— Боже, прости меня! Папочка, сэр, простите! Не может быть!..
И вот, когда мальчик окончил высшую школу с наградами по французскому, немецкому, испанскому и латинскому языкам, отец заявил четырнадцатилетнему шестифутовому пугалу, что хочет видеть его священником. Я помню, как уклончиво отвечал сын.
— Сэр, — говорил я, — я хотел бы поучиться еще с годик и пройти курс теологии в каком-нибудь университете. Я еще слишком молод, чтобы сразу идти в священники.
Голос бога:
— Но у тебя дар к языкам, сын мой. Ты можешь читать молитвы на всех языках в землях Вавилона. Ты рожден быть миссионером. Ты говоришь, что еще молод, но время несется водопадом. Начни раньше, и ты будешь служить богу дольше. Представляешь, сколько дополнительных радостей тебя ожидает!
Я не могу ясно вспомнить лицо отца и никогда не мог. Может, потому, что всегда боялся смотреть на него.
Несколько лет спустя, когда он лежал в черном среди цветов, плачущих прихожан, молитв, красных лиц, носовых платков, утешающе похлопывающих рук, торжественно скорбных лиц, я смотрел на него и не узнавал.
Мы встретились за девять месяцев до моего рождения, этот незнакомец и я. Он никогда не был жесток — только строг, требователен и презрителен ко всем проступкам. Он заменял мне мать. И братьев. И сестер. Он терпел меня в приходе Святого Джона, вероятно, из-за меня.
Но я никогда не знал его; и человек, лежащий теперь на катафалке, ничего не требовал от меня. Я был свободен, я мог не проповедовать. Но теперь я хотел этого. Я хотел произнести молитву, которую никогда не произносил при его жизни.
Я не вернулся в университет. Я получил небольшое наследство.

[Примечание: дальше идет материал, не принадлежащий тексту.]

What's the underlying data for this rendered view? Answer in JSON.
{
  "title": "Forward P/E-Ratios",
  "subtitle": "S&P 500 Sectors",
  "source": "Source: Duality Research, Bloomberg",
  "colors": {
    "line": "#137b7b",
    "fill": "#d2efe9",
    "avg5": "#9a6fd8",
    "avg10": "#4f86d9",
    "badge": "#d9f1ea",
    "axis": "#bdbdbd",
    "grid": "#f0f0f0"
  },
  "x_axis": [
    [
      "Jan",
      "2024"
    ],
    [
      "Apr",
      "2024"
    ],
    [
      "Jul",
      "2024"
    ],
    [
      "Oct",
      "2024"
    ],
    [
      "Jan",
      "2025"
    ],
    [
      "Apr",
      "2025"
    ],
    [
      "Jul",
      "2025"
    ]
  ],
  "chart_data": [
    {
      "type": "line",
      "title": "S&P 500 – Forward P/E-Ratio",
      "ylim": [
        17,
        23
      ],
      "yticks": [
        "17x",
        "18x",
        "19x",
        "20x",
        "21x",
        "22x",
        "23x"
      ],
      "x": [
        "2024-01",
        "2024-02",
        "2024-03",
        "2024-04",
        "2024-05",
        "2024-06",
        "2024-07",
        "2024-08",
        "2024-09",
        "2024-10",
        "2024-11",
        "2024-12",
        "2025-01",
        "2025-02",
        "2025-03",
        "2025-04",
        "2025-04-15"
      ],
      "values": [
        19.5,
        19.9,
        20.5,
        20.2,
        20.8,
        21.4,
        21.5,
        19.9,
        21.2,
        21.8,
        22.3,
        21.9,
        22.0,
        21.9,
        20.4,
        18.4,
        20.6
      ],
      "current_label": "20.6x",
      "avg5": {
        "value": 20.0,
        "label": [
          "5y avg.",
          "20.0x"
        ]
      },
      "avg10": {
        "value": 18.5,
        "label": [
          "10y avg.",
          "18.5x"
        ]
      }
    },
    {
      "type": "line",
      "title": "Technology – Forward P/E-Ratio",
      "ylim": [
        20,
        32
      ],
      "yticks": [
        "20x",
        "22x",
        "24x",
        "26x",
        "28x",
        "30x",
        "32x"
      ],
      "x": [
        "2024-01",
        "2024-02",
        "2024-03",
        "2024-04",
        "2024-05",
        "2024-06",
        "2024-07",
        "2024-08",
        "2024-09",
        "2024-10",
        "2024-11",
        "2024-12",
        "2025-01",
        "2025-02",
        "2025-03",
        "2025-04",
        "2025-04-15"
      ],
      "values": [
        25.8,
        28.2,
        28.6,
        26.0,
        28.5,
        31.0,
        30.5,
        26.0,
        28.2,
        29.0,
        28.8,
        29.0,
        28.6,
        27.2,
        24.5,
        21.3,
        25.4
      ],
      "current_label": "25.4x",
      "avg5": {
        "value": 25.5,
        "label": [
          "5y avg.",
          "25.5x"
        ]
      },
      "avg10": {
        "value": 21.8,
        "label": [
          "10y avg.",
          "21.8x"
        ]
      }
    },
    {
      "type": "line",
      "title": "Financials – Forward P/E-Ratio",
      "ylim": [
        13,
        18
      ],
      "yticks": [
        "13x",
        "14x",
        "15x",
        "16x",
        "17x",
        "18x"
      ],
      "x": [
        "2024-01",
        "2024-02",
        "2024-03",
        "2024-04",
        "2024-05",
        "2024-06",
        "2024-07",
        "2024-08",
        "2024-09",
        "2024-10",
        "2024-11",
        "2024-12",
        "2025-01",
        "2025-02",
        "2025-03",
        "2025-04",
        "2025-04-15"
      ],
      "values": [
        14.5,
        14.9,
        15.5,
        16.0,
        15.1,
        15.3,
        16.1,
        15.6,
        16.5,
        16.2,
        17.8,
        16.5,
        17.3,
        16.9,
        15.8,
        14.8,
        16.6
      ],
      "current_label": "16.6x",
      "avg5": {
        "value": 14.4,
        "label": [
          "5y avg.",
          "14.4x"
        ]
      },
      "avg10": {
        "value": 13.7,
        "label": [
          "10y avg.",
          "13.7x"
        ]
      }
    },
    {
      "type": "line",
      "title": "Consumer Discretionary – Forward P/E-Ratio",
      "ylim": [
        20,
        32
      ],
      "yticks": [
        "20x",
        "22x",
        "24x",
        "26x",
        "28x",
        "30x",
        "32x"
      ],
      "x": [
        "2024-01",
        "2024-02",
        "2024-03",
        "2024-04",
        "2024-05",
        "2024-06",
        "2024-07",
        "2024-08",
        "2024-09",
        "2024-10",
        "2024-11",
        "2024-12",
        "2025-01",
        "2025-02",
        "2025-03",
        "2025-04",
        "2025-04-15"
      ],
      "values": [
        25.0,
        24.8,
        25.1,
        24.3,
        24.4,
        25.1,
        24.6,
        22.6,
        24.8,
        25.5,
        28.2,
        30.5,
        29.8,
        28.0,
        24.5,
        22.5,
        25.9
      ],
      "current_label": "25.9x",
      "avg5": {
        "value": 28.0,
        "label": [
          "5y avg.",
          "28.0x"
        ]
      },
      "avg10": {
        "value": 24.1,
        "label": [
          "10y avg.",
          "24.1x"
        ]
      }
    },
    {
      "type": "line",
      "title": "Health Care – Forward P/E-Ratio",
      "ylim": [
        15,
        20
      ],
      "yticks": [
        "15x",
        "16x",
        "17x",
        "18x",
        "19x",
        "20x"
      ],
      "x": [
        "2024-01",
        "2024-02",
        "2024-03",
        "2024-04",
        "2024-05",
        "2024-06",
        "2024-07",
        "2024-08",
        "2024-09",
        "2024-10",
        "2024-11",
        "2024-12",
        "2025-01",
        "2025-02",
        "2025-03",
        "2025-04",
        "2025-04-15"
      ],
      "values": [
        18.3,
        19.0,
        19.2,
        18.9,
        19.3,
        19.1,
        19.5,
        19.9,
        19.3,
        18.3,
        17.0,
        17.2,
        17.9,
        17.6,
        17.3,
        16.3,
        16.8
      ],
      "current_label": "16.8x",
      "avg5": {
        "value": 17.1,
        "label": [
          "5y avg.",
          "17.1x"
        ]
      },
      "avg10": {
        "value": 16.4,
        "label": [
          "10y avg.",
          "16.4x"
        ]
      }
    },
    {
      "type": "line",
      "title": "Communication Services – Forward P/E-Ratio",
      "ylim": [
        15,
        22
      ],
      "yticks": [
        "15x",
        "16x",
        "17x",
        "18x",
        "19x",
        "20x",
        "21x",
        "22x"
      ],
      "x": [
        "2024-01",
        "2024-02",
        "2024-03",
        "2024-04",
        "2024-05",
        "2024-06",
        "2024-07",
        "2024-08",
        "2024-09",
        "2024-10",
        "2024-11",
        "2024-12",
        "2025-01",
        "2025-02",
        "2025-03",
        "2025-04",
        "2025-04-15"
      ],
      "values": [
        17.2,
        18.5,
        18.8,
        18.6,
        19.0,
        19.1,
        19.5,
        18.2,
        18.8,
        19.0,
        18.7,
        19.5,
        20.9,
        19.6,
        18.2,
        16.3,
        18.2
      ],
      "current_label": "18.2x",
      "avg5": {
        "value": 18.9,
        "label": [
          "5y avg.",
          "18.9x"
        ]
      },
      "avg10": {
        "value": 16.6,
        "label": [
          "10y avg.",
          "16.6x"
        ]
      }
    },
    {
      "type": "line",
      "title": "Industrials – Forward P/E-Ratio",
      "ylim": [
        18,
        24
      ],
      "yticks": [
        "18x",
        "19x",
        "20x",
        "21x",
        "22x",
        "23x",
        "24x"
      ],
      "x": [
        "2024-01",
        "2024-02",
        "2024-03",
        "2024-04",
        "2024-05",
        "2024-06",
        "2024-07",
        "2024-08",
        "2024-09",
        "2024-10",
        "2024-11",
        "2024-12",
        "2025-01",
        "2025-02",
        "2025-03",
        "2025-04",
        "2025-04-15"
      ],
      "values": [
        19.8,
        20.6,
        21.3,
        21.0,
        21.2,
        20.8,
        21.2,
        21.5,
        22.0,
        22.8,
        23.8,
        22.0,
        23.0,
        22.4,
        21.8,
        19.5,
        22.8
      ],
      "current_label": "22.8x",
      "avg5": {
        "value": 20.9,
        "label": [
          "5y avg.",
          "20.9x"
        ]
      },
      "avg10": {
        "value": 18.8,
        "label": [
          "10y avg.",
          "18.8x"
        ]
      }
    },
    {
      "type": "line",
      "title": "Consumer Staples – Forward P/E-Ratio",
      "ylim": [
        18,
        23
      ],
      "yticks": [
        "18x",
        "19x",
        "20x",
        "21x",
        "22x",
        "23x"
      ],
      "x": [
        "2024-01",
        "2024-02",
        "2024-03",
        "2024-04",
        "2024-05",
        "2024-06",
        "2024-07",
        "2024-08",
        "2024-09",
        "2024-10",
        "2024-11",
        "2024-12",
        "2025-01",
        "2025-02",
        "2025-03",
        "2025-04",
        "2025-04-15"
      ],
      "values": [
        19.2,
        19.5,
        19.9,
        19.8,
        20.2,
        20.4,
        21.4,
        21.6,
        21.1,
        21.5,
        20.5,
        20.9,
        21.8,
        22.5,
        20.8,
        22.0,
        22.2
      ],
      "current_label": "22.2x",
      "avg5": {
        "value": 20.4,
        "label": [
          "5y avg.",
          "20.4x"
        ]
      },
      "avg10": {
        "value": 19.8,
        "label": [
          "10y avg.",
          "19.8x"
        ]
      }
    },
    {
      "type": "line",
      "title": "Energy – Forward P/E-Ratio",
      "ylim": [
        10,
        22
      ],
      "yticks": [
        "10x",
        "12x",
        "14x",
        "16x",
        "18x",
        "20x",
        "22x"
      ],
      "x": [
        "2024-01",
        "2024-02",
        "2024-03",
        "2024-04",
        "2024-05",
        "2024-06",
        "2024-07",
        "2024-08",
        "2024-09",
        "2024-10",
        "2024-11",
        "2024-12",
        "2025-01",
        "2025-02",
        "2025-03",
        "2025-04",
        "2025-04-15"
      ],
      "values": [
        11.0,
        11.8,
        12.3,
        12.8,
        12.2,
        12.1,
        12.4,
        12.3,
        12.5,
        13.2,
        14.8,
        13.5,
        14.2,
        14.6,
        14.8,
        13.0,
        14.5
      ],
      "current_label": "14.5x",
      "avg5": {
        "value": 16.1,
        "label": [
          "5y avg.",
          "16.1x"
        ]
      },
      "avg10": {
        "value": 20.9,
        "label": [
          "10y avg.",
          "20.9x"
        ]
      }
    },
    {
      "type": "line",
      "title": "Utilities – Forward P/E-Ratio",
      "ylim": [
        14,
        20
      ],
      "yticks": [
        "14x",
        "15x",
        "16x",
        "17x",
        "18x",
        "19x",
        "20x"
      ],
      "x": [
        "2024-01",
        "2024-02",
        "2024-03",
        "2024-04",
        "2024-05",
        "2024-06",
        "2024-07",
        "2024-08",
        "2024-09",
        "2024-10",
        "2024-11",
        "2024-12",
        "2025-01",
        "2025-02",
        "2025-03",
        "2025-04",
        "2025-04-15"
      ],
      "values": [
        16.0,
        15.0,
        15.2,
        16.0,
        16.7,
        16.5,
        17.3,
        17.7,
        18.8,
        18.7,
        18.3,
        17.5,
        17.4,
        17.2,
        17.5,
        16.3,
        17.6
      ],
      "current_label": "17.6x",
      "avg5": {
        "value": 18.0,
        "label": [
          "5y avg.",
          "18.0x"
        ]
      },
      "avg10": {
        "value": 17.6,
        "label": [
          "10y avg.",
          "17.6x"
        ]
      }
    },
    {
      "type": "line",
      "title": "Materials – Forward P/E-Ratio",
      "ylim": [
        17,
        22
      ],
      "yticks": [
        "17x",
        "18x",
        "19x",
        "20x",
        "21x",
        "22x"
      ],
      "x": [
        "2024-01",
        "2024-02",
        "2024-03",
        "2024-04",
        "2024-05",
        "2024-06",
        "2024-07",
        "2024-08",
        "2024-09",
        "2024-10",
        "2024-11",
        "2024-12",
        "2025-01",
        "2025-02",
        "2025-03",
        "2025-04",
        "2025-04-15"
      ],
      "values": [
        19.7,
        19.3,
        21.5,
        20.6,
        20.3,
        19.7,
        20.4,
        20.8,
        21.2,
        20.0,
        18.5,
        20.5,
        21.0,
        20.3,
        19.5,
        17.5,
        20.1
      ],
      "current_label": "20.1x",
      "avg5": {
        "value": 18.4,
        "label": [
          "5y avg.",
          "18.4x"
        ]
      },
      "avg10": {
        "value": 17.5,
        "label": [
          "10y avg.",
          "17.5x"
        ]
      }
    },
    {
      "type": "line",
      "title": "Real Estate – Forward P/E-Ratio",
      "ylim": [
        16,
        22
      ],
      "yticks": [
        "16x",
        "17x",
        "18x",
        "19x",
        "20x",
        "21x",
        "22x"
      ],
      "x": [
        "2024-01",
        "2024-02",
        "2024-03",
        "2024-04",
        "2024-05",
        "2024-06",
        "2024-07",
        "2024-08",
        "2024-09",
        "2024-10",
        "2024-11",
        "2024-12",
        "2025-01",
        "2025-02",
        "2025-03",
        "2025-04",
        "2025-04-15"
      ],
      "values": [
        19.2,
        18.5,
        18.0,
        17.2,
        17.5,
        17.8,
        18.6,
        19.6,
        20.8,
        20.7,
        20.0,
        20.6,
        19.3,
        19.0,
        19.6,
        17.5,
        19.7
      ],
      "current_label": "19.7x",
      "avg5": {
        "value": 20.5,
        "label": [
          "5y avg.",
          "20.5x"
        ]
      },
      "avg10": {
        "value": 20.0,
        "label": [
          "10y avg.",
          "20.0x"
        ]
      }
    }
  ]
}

Были некоторые затруднения, так как мне не исполнилось восемнадцати, но я все преодолел.
Окончательно я поселился в Гринвич-Виллидж.
Не сообщив доброжелательным прихожанам свой новый адрес, я погрузился в ежедневную рутину сочинения стихов и изучения японского и хинди. Я отрастил огненную бороду, пил кофе и научился играть в шахматы. Мне хотелось испробовать пару-тройку иных путей к Спасению.
Я отправился в Индию с корпусом мира.
Эти годы отвадили меня от буддизма и принесли книгу стихов «Трубка Кришны» заодно с Пулитцеровской премией.
Возвращение в США, лингвистические работы и новые премии.
И вот однажды в Нью-Мексико сел корабль, слетавший в столбах огня на Марс. Он привез с собой новый язык — фантастический, экзотический, совершенный. После того, как я узнал о нем все возможное и написал книгу, мое имя стало известно в определенных кругах.
— Идите, Гэллинджер, погрузите ведро в этот колодец и принесите нам глоток с Марса. Идите, изучите новый мир, но останьтесь в стороне. Негодуйте, но нежно, как Оден. И поведайте нам о его душе в ямбах.
И я пришел в мир, где Солнце — подожженный пятак, где ветер — хлыст, где в небе играют две луны, а от вида бесконечных песков начинает зудеть тело.
Мне-таки удалось ухватить Высокий Язык за хвост или за гриву, если вам угодно. Таков мой зоологический каламбур.
Высокий и низкий стили не столь различались, как казалось на первый взгляд. Я достаточно знал один из них, чтобы разобраться в самых туманных местах другого.
Грамматику и все неправильные глаголы я усвоил. Словарь мой рос, как тюльпан, и скоро обещал расцвести. Стебель его креп каждый раз, когда я прослушивал записи. Таков мой ботанический каламбур.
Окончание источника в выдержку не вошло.